Je partage les préoccupations exprimées par Mme Axelle Lemaire à propos des femmes employées dans le secteur des services à la personne, pour la plupart peu diplômées et d'un âge moyen assez élevé. Ces activités, pour lesquelles les conditions de travail laissent à désirer, devraient être un sas permettant la promotion à d'autres emplois, mais elles se révèlent vite une impasse faute de formation des salariées concernées. Cela étant, par leur présence, les employées du service à la personne permettent aussi à d'autres femmes de travailler. Mon collègue Michel Sapin, ministre du Travail, et moi-même, avons décidé d'engager une réflexion conjointe à ce sujet, à laquelle j'aimerais vous associer, madame Lemaire. Nous organiserons prochainement une conférence de progrès sur la qualité de l'emploi dans ce secteur. Nous voulons évaluer les perspectives qu'offrent les services à la personne, de manière que les dispositions nécessaires figurent notamment dans le texte à venir sur la formation professionnelle, qu'il s'agisse de la formation, de la mutualisation des employeurs ou de l'organisation de la journée de travail pour éviter l'émiettement des heures travaillées. Je suis assez ouverte aux propositions d'amendements sur la pénibilité, mais sachez que toutes les réponses à ces questions ne trouveront pas leur place dans le texte qui vous est présenté aujourd'hui.
Le Gouvernement n'a bien sûr aucune opinion sur la création d'une crèche à l'Assemblée nationale… mais je pourrais vous dire, hors les murs de votre Commission, tout le bien que j'en pense. De même, c'est du Parlement que relève la modification, qui me paraît très pertinente, du statut du suppléant permettant qu'il se substitue à une députée en congé de maternité. La question me semble devoir être creusée tant à l'Assemblée nationale qu'au Sénat et dans les assemblées locales.
Vous l'avez rappelé, le Gouvernement a introduit dans la loi du 5 août 2013 portant diverses dispositions d'adaptation dans le domaine de la justice une nouvelle incrimination visant les mariages forcés. Outre cela, j'ai demandé à M. Olivier Noblecourt, adjoint au maire de Grenoble, de présider une mission de réflexion sur les femmes migrantes et le droit. Il rendra ses conclusions sous peu et je compte m'appuyer sur ses préconisations pour enrichir le texte.
Non, madame Orphé, le partage du CLCA entre les parents n'est pas une mesure d'économie, puisque si les pères ne prenaient pas tous, tout de suite, le congé parental, les ressources ainsi rendues disponibles seraient intégralement consacrées à la création de places de crèches d'une part, à l'accompagnement des femmes sans emploi à la fin de la période de versement du CLCA d'autre part.
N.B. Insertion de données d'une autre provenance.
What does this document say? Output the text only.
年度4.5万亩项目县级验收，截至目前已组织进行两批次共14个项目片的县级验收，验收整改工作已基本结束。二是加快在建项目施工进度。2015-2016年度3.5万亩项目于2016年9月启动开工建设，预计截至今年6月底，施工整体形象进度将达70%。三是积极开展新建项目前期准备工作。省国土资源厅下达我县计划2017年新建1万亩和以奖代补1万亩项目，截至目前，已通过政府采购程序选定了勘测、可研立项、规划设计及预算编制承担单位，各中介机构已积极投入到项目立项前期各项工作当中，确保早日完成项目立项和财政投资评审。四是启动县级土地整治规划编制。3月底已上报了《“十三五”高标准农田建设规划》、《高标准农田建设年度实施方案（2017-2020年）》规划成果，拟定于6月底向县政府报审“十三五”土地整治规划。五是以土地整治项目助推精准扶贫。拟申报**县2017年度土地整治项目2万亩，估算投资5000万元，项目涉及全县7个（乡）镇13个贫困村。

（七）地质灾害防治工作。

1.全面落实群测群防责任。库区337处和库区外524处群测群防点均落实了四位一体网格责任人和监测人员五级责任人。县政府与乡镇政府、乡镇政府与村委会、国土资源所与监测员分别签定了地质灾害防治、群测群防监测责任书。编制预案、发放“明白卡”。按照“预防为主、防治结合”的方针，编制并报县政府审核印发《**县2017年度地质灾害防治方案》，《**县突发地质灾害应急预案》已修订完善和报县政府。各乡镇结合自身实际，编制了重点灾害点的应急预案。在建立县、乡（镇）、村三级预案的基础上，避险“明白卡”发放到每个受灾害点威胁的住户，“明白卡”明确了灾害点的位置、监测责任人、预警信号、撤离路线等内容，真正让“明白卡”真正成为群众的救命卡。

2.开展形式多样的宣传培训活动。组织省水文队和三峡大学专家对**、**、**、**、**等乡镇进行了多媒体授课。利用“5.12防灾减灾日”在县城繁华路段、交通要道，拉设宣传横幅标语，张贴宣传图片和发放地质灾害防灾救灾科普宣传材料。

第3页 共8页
Nous souhaitons vivement inciter à ce partage. C'est possible, la réforme allemande de 2007 qui a inspiré cette mesure le montre : cinq ans après son entrée en vigueur, 20 % des pères d'Allemagne avaient recours au dispositif ; ils n'étaient que 3 % avant la réforme.
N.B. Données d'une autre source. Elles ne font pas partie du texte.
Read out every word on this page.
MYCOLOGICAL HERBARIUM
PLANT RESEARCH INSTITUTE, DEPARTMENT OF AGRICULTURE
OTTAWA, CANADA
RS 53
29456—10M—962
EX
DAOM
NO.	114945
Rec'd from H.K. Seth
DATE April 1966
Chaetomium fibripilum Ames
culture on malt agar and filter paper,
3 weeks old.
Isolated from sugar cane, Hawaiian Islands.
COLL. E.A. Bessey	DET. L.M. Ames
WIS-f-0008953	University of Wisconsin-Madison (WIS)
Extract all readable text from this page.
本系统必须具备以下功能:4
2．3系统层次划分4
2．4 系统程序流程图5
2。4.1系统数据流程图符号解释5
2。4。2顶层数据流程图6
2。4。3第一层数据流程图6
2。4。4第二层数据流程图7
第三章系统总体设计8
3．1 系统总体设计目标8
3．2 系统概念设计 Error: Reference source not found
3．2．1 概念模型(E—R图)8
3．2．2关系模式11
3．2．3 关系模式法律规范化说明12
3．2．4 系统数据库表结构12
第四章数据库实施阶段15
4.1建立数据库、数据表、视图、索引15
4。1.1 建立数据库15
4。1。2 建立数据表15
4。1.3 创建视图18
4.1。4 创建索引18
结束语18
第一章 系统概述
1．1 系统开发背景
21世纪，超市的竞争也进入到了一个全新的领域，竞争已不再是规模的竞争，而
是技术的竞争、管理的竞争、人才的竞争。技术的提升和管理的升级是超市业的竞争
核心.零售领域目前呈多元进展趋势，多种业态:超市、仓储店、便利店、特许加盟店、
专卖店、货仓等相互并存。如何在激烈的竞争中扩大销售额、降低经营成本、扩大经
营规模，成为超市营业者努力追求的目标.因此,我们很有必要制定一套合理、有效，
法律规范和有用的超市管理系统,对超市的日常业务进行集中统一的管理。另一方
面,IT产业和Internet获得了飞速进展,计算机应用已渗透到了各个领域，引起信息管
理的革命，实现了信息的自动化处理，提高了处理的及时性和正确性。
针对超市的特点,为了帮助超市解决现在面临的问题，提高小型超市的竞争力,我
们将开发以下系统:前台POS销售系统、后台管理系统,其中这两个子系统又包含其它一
Il n'est nullement question de réduire la durée du congé pour le premier enfant ; la rédaction du texte sera corrigée pour lever toute ambiguïté à ce sujet.
Je donnerais un avis favorable à un amendement qui viserait, comme Mme Marie-Françoise Clergeau et vous-même l'avez suggéré, à aligner la durée du congé parental d'éducation pour les familles qui accueillent des triplés sur celle de la prestation partagée d'accueil de l'enfant.
C'est exact, la législation n'est pas aussi claire qu'elle devrait l'être sur ce qu'il advient de l'autorité parentale de l'auteur de violences ou de crime sur conjoint. C'est toujours l'intérêt supérieur de l'enfant qui doit guider notre action. Je serais donc très favorable à ce qu'un amendement prévoie les règles de suspension de l'autorité parentale en ce cas.
Enfin, Mme Marie-Louise Fort avait déposé une proposition de loi relative à l'inceste, mais le texte, tel que complété par le Sénat, a été censuré par le Conseil constitutionnel. Je serais favorable à ce que l'on en revienne à l'esprit initial de la proposition et je serais favorable au dépôt d'un amendement en ce sens. Sur cette question, vous le savez, les avis sont partagés, certains estimant qu'une loi sur l'inceste n'aurait de valeur que symbolique. Mais la loi doit précisément avoir valeur symbolique ; de plus, ne pas devoir prouver le non-consentement à l'inceste modifie la perspective.
Sans doute ai-je parlé de manière elliptique, monsieur Geoffroy, mais soyez assuré que la lutte contre les violences faites aux femmes continuera tant pendant la vie conjugale qu'ultérieurement.
Je ne m'opposerais pas, madame Coutelle, à la suppression du mot « notamment » au deuxième alinéa de l'article premier, et j'approuverais l'introduction dans le texte de la phrase « la loi garantit la parité » ; j'ai même souhaité qu'elle figure dans la Constitution, sans obtenir gain de cause à ce jour. Peut-être le projet a-t-il perdu un peu, lors de son passage au Sénat, pour ce qui est des mesures relatives à la parité dans le sport ; je serais favorable, à ce sujet, au retour au texte initial, équilibré.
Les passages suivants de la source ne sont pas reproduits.